The Please, For The Love Of God, Go Away Award
This year, T-Mobile gets the Go Away nod for not one, but two tawdry, lame and brazen attempts to create a Super Bowl buzzed spot. The ads, which gave us tawdry phone sex, 50 Shades of Grey and lame attempts at viral tagline (“#NSFWireless” and “#Punished” edgy, huh?) were weak and, given the other T-Mobile spots, will be quickly forgotten. That they just weren’t all that good, spent too much time taking shots at the competition and simply didn’t make enough connection to the brand until the last :10 seconds, ultimately made them more annoying than effective.
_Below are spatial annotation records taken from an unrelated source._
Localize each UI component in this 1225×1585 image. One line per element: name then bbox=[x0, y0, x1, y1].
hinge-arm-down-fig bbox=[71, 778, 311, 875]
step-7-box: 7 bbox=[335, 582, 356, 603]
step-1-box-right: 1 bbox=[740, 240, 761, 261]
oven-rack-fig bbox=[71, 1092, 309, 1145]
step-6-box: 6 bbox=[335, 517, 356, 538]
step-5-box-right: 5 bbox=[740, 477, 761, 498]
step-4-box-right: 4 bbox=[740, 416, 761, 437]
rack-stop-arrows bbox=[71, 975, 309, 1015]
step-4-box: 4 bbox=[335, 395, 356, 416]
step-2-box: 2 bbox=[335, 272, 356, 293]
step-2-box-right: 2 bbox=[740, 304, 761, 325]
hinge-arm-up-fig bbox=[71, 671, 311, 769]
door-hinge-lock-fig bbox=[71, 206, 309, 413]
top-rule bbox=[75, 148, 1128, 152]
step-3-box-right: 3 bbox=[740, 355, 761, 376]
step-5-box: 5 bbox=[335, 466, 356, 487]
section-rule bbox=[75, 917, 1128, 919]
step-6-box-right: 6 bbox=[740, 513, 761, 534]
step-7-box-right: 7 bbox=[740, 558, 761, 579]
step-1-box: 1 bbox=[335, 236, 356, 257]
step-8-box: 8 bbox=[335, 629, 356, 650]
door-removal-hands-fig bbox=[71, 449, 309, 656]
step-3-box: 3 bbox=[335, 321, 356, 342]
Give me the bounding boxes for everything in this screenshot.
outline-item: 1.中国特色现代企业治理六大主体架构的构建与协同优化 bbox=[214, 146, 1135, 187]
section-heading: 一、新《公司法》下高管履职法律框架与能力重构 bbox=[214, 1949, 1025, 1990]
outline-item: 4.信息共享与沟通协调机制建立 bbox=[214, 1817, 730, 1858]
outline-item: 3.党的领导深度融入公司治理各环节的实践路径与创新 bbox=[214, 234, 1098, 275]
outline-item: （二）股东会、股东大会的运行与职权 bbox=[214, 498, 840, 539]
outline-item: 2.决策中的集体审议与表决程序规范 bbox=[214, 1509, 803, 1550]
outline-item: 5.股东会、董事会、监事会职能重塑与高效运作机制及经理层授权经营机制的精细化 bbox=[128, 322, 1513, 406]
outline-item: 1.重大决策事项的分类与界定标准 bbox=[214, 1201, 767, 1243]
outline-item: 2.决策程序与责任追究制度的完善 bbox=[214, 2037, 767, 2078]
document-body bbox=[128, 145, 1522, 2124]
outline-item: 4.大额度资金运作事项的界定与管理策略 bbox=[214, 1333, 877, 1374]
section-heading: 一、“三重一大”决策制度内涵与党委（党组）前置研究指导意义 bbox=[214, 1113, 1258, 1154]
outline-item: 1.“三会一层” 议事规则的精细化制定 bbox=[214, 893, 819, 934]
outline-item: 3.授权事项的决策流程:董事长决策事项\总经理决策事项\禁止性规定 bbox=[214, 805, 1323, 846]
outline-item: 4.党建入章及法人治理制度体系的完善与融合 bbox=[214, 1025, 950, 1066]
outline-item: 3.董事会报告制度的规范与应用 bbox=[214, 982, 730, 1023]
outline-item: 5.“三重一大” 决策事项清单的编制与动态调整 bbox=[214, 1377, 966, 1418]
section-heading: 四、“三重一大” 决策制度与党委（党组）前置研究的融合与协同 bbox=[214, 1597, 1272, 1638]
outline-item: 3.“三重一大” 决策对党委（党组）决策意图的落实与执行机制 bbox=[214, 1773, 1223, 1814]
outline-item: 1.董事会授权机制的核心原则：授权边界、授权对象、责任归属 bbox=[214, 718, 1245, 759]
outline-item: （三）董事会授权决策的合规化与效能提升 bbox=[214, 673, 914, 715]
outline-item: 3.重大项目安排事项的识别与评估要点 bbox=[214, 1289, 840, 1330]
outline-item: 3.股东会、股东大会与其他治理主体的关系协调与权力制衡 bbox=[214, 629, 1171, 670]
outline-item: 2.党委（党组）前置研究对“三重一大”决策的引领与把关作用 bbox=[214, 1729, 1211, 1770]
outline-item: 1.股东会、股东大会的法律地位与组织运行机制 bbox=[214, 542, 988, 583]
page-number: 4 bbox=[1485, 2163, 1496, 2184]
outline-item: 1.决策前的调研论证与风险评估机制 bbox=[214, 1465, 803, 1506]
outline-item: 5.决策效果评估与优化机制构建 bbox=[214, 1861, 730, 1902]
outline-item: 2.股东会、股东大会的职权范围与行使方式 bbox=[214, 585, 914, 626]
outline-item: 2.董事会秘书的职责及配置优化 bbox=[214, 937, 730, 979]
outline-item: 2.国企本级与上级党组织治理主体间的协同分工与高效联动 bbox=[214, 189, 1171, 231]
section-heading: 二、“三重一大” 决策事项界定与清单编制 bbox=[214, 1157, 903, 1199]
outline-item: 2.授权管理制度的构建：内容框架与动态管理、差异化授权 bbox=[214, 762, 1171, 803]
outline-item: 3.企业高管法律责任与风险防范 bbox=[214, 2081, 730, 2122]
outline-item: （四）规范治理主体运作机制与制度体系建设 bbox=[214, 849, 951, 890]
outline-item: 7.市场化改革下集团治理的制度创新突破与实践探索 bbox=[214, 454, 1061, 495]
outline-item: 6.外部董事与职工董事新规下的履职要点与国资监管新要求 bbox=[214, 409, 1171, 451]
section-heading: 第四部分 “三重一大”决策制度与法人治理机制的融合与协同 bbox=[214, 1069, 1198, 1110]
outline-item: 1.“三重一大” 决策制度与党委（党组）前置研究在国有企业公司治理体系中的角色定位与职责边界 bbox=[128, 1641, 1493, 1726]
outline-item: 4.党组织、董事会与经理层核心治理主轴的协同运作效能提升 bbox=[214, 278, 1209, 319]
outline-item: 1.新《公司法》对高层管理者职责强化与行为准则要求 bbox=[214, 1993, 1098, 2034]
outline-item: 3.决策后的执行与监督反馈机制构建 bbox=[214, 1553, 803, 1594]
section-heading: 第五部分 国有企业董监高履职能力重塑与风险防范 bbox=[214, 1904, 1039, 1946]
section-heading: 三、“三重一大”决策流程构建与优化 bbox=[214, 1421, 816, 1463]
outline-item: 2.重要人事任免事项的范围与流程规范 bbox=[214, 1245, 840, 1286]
Best Pointless Use Of A Pointless Celebrity Award
Oh look, T-Mobile scores another honor for its Unlimited Moves spot featuring Justin Bieber, Rob Gronkowski and, for some reason, Terrell Owens. Framing the Biebs as a “Celebration Expert” commenting on various celebrations, the spot could have made the exact same impact without Bieber and Terrell Owens. Had they just built the ad around Gronkowski it would have been far more amusing and memorable. Further, they could have used only Bieber and Gronkowski, and foregone Owens, who was an ass while an active player and who’s been out of the NFL and the public eye for six years. That would have saved T-Mobile plenty of money and made the same impact.
The Water Cooler Winner
There were plenty of candidates for the top spot in a year that offered, in my opinion, a fairly lukewarm crop of ads. Though it initially looked like another lame FoxSports in-game promotion ad, Tide’s spot featuring Terry Bradshaw, a viral stain, Rob Gronkowski (again!) and an unexpected but wonderfully droll appearance by Jeffrey Tambor was pretty amusing if a bit too long. That the brand reinforced it late in the 4th quarter, with an equally well-done follow-up :15 spot, scored some extra points for brand reinforcement. I liked the Squarespace ad with John Malkovich, though the :60 that ran online was far more effective than the :30 that actually aired during the game. Bai Brands’ spot with Christopher Walken speaking the lyrics to Justin Timberlake’s “Bye Bye Bye” while Timberlake watches from the other side of the couch was good for a laugh early in the game. 84 Lumber and AirBnB went political and grabbed attention with spots that, while gripping, were also a bit heavy handed.
But the spot that I think will be talked about the most around the watercolor on Monday was the It’s A 10 Hair Care spot featuring a soft political jab, humor and just enough weirdness to make it memorable beyond the equally memorable game.
So, there ya’ go…my take on the Super Bowl ads for 2017. Some good, some bad, some creative, some cliché. Feel free to leave your thoughts, picks, pans, favorites and failures in the comments. And, until then, when does the 2017 football season start?